This past Monday, Siegfried Blunk, the international co-investigating judge at the United Nations-backed Khmer Rouge tribunal in Cambodia, resigned. As Judge Blunk explained, repeated demands by senior Cambodian officials to end all ongoing investigations have been “perceived as attempted interference” and “call in doubt the integrity of the whole proceedings.”
For months, civil society organizations, including my own, have warned that the Cambodian government’s public opposition to the two remaining cases under investigation (“003” and “004” in the parlance of the Extraordinary Chambers in the Courts of Cambodia) threatened the very independence of the court. Judge Blunk has now, sadly, confirmed our greatest fears.
As a full partner in the agreement to establish the court, the United Nations might have been expected to take effective action. But to general astonishment, Secretary General Ban Ki-moon simply thanked the judge for his service, announced that he was working to secure a replacement, and restated his strong support for the work of the E.C.C.C. In other words, business as usual.
But business as usual has led to this impasse. At virtually every step along the path since the Khmer Rouge left Phnom Penh in 1979, the United Nations — and the principal donor governments that shape its E.C.C.C. policy (including the United States, France, Japan and Australia) — have disappointed public expectations.
When, in the 1990s, Prime Minister Hun Sen balked at a court with a majority of international judges, the United Nations gave in, and so insured that the political taint that compromised ordinary Cambodian courts would infect the E.C.C.C.
A decade later, when reports emerged that Cambodian court staff had to kick back part of their salaries to political sponsors, the U.N. resisted a full-blown inquiry and then accepted the appointment of a watchdog who, by all accounts, has done little to stem corruption.
In recent months, when Judge Blunk and his Cambodian counterpart seemed determined to shut down an investigation without carrying out any field investigation, interviewing the prime suspects, or allowing victims any say, U.N. officials again refused to act, claiming, wrongly, that “judicial independence” precluded them from addressing any judicial misconduct short of an express bribe.
Whatever Judge Blunk’s aims, his resignation in the face of “such pressure by government officials” that his ability “to perform his duties independently could always be called in doubt” puts, the U.N. in a conundrum. On the one hand, it removes from the scene a figure whose own performance had raised many questions. But at the same time, it renders wholly inadequate the U.N.’s continued uncritical support for a court whose lack of independence has been so openly, definitively exposed.
Simply replacing Judge Blunk does nothing to address the twin problems at the root of the court’s troubles: Hun Sen’s adamant refusal to “allow” only those prosecutions, charges and witnesses that he decrees; and international donors’ reluctance to fund any more trials than the first (of a man who admitted his crimes) already completed and the second (of four senior surviving Khmer Rouge leaders) scheduled to start sometime in 2012.
Going forward, bland declarations of support for the process will not cut it.

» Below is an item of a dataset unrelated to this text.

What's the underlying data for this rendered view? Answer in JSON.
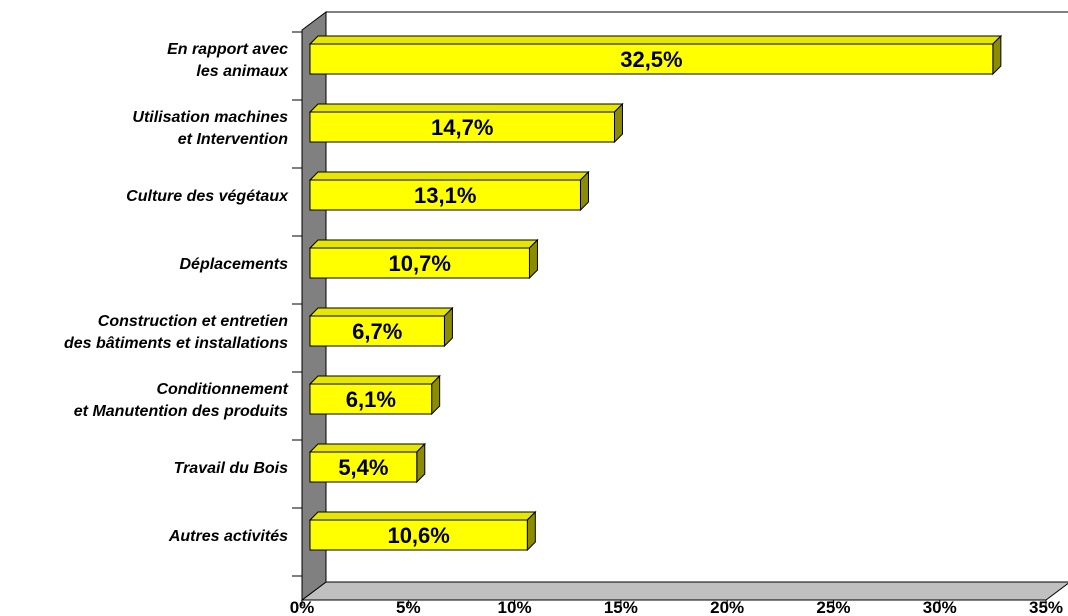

The U.N. must change course.
First, the U.N. secretary general himself must immediately convene the key diplomatic actors from Phnom Penh, Washington and other capitals and make clear that they have a choice: Either provide the political support and requisite moneys to sustain independent investigations, trials and appeals in cases 002, 003 and 004, or state now the limits of what they will permit. To be sure, it is preferable that all ongoing investigations proceed to their legal conclusion.
But if Hun Sen does not suddenly reverse his opposition to further trials, and the major donors do not push him to do so by pledging full financial reserves for remaining cases, the Cambodian people deserve to know that now. Devising a legal fiction to cloak a political solution would be the worst result of all.

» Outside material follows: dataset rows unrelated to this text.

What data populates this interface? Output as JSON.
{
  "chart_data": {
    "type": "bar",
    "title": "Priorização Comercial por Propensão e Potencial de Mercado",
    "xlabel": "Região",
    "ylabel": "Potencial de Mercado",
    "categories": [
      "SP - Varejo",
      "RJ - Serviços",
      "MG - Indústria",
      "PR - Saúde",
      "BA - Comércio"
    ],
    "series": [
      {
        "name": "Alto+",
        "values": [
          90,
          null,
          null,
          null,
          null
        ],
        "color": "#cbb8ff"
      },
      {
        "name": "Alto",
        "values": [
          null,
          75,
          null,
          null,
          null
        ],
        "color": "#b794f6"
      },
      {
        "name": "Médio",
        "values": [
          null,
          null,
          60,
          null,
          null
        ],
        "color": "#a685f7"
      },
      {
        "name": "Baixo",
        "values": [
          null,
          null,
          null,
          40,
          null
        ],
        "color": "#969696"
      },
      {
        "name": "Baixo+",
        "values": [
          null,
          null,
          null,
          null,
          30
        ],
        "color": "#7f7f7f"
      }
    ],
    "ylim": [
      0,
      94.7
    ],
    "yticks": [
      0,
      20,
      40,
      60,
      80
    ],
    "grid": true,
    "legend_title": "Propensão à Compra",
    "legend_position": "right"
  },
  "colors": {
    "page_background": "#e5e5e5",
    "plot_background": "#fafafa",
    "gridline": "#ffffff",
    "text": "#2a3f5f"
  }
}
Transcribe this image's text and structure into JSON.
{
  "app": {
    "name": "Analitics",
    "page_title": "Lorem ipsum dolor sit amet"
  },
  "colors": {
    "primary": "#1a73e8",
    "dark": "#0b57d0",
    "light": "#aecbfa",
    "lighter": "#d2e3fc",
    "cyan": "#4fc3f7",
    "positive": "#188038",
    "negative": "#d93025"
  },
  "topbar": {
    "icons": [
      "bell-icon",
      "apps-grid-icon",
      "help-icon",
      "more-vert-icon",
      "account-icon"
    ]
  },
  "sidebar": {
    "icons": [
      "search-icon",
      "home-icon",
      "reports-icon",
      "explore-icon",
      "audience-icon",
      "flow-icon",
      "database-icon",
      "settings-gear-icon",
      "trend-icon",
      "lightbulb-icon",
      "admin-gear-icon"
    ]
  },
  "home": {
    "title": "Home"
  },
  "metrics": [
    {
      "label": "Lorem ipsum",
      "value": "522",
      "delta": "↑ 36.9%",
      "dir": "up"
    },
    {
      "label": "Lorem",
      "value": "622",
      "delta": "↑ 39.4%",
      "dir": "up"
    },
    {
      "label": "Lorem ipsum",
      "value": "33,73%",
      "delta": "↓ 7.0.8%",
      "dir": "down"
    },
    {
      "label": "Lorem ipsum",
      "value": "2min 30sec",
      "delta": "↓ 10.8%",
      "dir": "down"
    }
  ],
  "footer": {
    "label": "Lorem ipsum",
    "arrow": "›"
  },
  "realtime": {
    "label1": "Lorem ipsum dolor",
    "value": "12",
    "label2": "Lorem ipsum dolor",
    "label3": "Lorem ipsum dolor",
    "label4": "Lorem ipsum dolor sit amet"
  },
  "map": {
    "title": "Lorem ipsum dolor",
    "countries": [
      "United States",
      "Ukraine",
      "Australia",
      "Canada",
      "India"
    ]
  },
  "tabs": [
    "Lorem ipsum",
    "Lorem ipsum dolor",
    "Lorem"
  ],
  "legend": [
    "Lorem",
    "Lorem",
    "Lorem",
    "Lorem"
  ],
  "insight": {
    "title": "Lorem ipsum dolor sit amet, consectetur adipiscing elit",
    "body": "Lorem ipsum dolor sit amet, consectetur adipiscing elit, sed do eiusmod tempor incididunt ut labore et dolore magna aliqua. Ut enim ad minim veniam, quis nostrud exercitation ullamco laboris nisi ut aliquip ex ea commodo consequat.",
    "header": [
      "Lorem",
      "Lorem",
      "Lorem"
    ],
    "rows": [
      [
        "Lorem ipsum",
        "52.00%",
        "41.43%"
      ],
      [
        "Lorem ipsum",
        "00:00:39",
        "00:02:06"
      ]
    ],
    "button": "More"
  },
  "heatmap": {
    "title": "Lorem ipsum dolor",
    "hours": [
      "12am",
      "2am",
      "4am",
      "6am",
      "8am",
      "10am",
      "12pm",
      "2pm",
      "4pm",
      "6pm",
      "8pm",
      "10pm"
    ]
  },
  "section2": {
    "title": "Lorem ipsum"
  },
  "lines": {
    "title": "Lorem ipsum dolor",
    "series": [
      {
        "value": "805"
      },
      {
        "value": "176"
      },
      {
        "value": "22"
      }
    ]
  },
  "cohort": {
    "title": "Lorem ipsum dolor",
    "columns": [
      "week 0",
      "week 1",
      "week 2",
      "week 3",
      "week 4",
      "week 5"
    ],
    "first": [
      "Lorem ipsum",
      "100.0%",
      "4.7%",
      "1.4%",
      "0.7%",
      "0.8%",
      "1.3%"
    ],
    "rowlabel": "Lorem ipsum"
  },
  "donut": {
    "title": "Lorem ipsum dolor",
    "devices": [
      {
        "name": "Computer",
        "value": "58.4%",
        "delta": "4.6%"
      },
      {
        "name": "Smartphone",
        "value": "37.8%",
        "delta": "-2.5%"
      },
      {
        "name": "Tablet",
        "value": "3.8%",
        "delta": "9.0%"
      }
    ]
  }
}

Second, the U.N. must quickly fill the vacant position of special representative to the secretary general on the E.C.C.C. with a person of unimpeachable integrity and stature. Only someone prepared and able to engage in diplomatic hardball with senior leaders in Phnom Penh, Washington and other capitals should apply.

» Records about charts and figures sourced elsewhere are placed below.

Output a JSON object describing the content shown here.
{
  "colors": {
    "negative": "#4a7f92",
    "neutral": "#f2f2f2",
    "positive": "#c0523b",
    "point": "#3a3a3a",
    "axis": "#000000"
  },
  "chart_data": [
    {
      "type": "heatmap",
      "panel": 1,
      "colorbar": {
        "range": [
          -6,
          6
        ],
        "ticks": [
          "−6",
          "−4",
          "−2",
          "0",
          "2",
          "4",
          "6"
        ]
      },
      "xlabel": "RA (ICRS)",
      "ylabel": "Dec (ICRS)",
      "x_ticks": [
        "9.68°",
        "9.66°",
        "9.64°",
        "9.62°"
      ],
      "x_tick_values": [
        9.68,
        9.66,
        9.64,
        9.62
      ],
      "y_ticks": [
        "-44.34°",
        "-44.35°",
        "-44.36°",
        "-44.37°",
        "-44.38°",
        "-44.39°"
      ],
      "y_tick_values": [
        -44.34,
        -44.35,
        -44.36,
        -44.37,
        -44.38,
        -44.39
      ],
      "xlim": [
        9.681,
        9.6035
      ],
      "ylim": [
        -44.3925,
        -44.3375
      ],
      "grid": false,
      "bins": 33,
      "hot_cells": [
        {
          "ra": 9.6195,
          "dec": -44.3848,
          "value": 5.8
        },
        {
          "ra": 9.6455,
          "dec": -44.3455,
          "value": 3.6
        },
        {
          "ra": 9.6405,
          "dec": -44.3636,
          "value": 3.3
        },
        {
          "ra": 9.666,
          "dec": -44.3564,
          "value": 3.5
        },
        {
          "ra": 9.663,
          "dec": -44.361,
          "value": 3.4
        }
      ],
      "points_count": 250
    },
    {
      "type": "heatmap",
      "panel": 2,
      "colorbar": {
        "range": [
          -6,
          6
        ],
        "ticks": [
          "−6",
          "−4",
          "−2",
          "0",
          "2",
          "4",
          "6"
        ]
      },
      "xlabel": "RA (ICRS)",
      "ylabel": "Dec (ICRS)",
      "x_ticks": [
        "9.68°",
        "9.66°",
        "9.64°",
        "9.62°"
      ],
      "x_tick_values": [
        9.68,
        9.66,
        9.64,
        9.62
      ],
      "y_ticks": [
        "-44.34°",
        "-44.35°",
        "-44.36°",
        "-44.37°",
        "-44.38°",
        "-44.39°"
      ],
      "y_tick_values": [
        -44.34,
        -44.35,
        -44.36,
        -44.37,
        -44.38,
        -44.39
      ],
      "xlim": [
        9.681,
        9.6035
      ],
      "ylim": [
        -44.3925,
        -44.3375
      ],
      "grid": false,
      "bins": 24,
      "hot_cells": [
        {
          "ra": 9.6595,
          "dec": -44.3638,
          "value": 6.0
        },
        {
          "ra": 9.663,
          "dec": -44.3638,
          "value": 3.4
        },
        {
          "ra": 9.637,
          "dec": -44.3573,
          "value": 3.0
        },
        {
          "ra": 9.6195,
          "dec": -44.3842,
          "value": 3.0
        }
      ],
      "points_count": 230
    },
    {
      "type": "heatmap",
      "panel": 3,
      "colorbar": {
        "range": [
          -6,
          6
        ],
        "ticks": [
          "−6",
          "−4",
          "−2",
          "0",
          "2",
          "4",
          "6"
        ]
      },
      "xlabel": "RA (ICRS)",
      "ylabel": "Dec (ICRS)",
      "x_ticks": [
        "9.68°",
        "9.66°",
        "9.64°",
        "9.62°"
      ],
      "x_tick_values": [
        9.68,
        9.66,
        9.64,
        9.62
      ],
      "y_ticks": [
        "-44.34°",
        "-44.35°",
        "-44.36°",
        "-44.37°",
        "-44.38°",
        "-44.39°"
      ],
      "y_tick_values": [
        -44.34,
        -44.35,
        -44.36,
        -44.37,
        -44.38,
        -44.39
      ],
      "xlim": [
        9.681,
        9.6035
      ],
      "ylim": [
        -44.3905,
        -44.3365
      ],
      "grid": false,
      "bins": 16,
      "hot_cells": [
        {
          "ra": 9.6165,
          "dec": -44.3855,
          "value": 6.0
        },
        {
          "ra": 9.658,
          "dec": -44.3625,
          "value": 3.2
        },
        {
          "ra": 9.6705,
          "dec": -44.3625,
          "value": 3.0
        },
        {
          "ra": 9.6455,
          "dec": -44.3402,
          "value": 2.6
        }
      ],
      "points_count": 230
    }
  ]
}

Finally, even if justice may not triumph, the truth must. The secretary general should commission a respected, independent scholar, and grant full access to U.N. files, to write a no-holds-barred report of the E.C.C.C. — from inception to end — that establishes the facts and draws lessons for future U.N. engagement with hybrid tribunals.
At this point, it would take extraordinary powers to ensure that law and evidence — rather than politics and finance — dictate the future course of justice in Cambodia. Despite the historical record, we must hope the U.N. is up to the task.
James A. Goldston, executive director of the Open Society Justice Initiative.